For almost seven years now, Syria has been a field experiment for some of these counter-revolutionary and anti-democratic transformations. Throughout these long years, the committing of massacres—including by means of weapons of mass destruction—has become an acceptable tool of policy, as has the industry of torture and murder in prisons and security facilities. Henceforth, the Syrian field experiment will provide precedents upon which international powers can depend to kill yet more people, and test yet newer weapons, as Russian officials boast of doing in Syria.

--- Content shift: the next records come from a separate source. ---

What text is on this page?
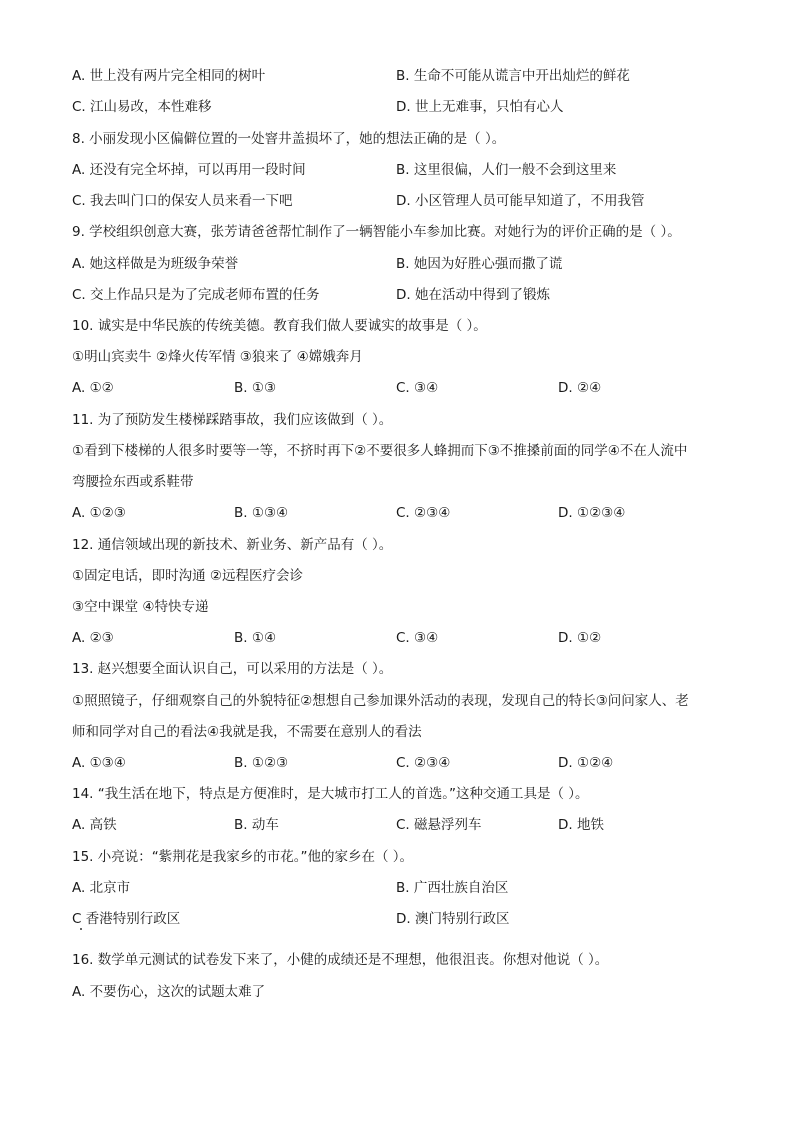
A. 世上没有两片完全相同的树叶	B. 生命不可能从谎言中开出灿烂的鲜花
C. 江山易改，本性难移	D. 世上无难事，只怕有心人
8. 小丽发现小区偏僻位置的一处窨井盖损坏了，她的想法正确的是（ ）。
A. 还没有完全坏掉，可以再用一段时间	B. 这里很偏，人们一般不会到这里来
C. 我去叫门口的保安人员来看一下吧	D. 小区管理人员可能早知道了，不用我管
9. 学校组织创意大赛，张芳请爸爸帮忙制作了一辆智能小车参加比赛。对她行为的评价正确的是（ ）。
A. 她这样做是为班级争荣誉	B. 她因为好胜心强而撒了谎
C. 交上作品只是为了完成老师布置的任务	D. 她在活动中得到了锻炼
10. 诚实是中华民族的传统美德。教育我们做人要诚实的故事是（ ）。
①明山宾卖牛 ②烽火传军情 ③狼来了 ④嫦娥奔月
A. ①②	B. ①③	C. ③④	D. ②④
11. 为了预防发生楼梯踩踏事故，我们应该做到（ ）。
①看到下楼梯的人很多时要等一等，不挤时再下②不要很多人蜂拥而下③不推搡前面的同学④不在人流中
弯腰捡东西或系鞋带
A. ①②③	B. ①③④	C. ②③④	D. ①②③④
12. 通信领域出现的新技术、新业务、新产品有（ ）。
①固定电话，即时沟通 ②远程医疗会诊
③空中课堂 ④特快专递
A. ②③	B. ①④	C. ③④	D. ①②
13. 赵兴想要全面认识自己，可以采用的方法是（ ）。
①照照镜子，仔细观察自己的外貌特征②想想自己参加课外活动的表现，发现自己的特长③问问家人、老
师和同学对自己的看法④我就是我，不需要在意别人的看法
A. ①③④	B. ①②③	C. ②③④	D. ①②④
14. “我生活在地下，特点是方便准时，是大城市打工人的首选。”这种交通工具是（ ）。
A. 高铁	B. 动车	C. 磁悬浮列车	D. 地铁
15. 小亮说：“紫荆花是我家乡的市花。”他的家乡在（ ）。
A. 北京市	B. 广西壮族自治区
C 香港特别行政区	D. 澳门特别行政区
16. 数学单元测试的试卷发下来了，小健的成绩还是不理想，他很沮丧。你想对他说（ ）。
A. 不要伤心，这次的试题太难了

If the Palestinians today were to embark on a new intifada, the prospect would be greater than at any time before that they would meet a Syrian fate, bolstered by the Assadist precedent and the reactionary changes in the international system.

It is these structural changes that merit looking at and thinking about, and working toward building politics of liberation to confront, and not the specious, pseudo-anti-imperialist one-upmanship that arises from considering the general populations of our countries inattentive and ignorant; easily deceived by the speeches of demagogues like Hezbollah’s Hassan Nasrallah, who tell them their pains and dignity are of no significance, and that all that matters is what fanatics such as themselves decide. And the worst response to these lies is their mirror image, which responds to their one-upmanship with yet more of the same in reverse, and is skeptical of the value of any struggle or meaning; constantly blaming the victims for their ‘irrationality’ or indeed their stupidity. Neither of these courses can be the way forward. The truth lies elsewhere: in the facts of the ongoing political and physical extirpation in Syria; in the stripping of moral and symbolic dimensions of the utmost importance for Palestinian nationalism, after the expulsion of most of their people from their homeland and the practice of racial discrimination against those remaining; and in the collusion of local factions from our countries with occupations and international powers of escalating racism.

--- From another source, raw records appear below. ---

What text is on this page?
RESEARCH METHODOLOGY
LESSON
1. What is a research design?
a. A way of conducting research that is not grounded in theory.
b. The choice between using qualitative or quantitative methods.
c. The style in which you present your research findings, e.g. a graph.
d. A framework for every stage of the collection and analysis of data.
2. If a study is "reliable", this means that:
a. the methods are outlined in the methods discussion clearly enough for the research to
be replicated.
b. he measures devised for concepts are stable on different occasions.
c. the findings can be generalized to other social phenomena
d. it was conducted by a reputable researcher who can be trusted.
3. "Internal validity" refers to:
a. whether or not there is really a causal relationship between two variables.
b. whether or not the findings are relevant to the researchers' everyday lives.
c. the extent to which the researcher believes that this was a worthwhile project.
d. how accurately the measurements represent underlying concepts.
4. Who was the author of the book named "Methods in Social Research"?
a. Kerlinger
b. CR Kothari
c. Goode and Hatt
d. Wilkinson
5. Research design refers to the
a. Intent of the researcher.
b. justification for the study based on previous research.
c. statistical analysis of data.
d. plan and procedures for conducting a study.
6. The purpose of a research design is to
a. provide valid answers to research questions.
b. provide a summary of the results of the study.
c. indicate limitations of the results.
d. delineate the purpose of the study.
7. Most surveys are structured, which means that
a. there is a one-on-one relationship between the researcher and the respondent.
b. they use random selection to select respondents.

And if there’s an additional fact pointing to the Palestinianization of Syrians today, it is the Syrian “peace process” that emulates its miserable Palestinian forebear, and exceeds it in lowness and insolence and deception. It’s not even known if this “process” takes place in Geneva, or in Astana, or in Sotchi, for a start. A domesticated ‘opposition’ is openly manufactured and engineered so as not in fact to oppose the occupiers and the local murderer working to serve them; and whoever still defends the values of the revolution, and a say for the poor and deprived in the future of their country, is accused of extremism. This “process” doesn’t promise the general Syrian public anything more than second-class citizenship in their own country—indeed, it establishes an Israel-like regime in the country, only this time with multiple occupations, and on its face a hereditary and dynastic rule, the history of which was founded on massacres. What awaits Syrians after their alleged “peace” is not a new situation of stability, nor even the old, Assadist Syria, but a regime of ghettoes and racial discrimination.

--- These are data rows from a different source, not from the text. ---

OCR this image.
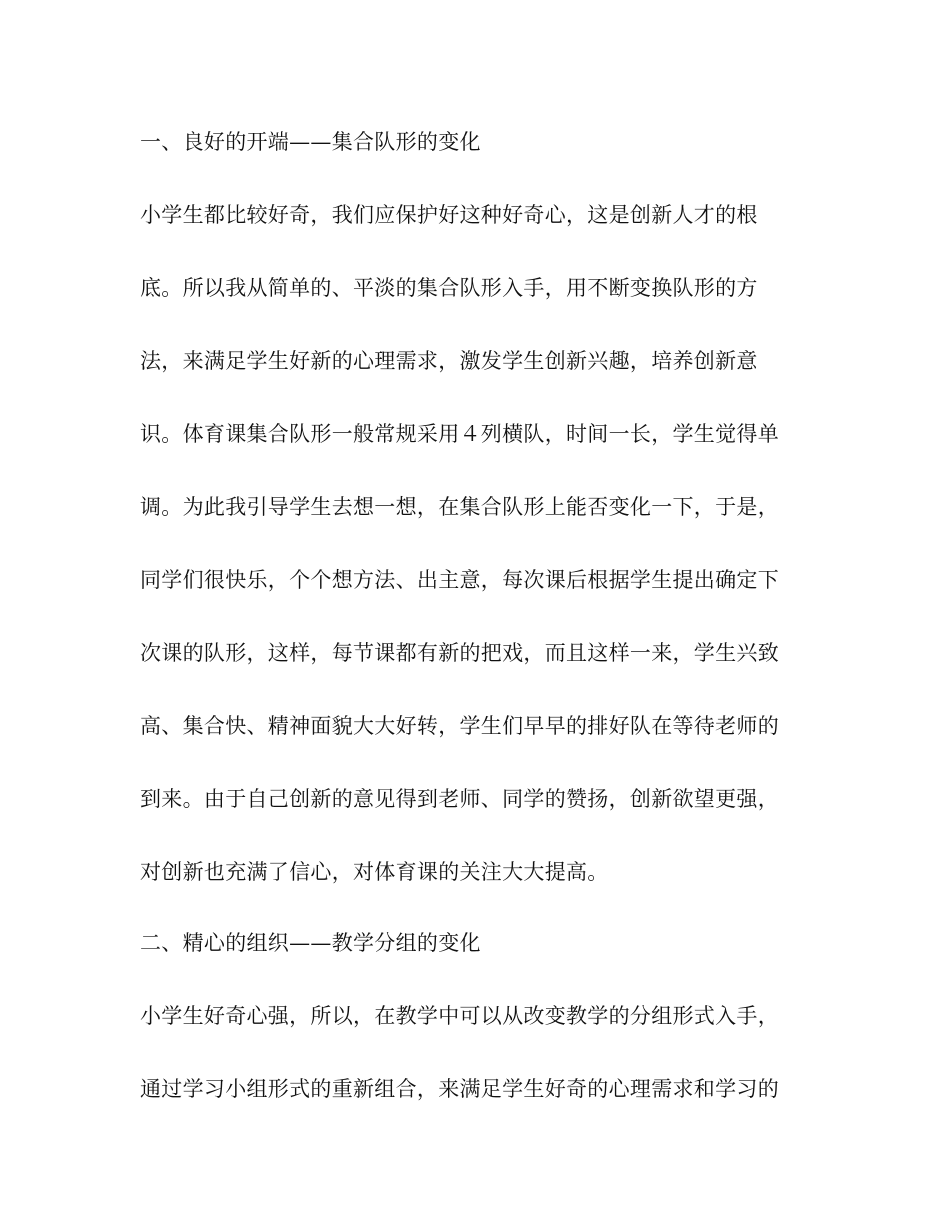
一、良好的开端——集合队形的变化
小学生都比较好奇，我们应保护好这种好奇心，这是创新人才的根
底。所以我从简单的、平淡的集合队形入手，用不断变换队形的方
法，来满足学生好新的心理需求，激发学生创新兴趣，培养创新意
识。体育课集合队形一般常规采用４列横队，时间一长，学生觉得单
调。为此我引导学生去想一想，在集合队形上能否变化一下，于是，
同学们很快乐，个个想方法、出主意，每次课后根据学生提出确定下
次课的队形，这样，每节课都有新的把戏，而且这样一来，学生兴致
高、集合快、精神面貌大大好转，学生们早早的排好队在等待老师的
到来。由于自己创新的意见得到老师、同学的赞扬，创新欲望更强，
对创新也充满了信心，对体育课的关注大大提高。
二、精心的组织——教学分组的变化
小学生好奇心强，所以，在教学中可以从改变教学的分组形式入手，
通过学习小组形式的重新组合，来满足学生好奇的心理需求和学习的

What can be concluded from the state of the Palestinian cause today, and the fate of the Arab revolutions, is the need for a new revolutionary generation, and new, liberation-oriented thought and practice, to turn the page on pseudo-anti-imperialism and its inverse, and to base politics on general publics taking ownership of their countries, and deciding their fates. It is this that could become the counter-story; the one of emancipation.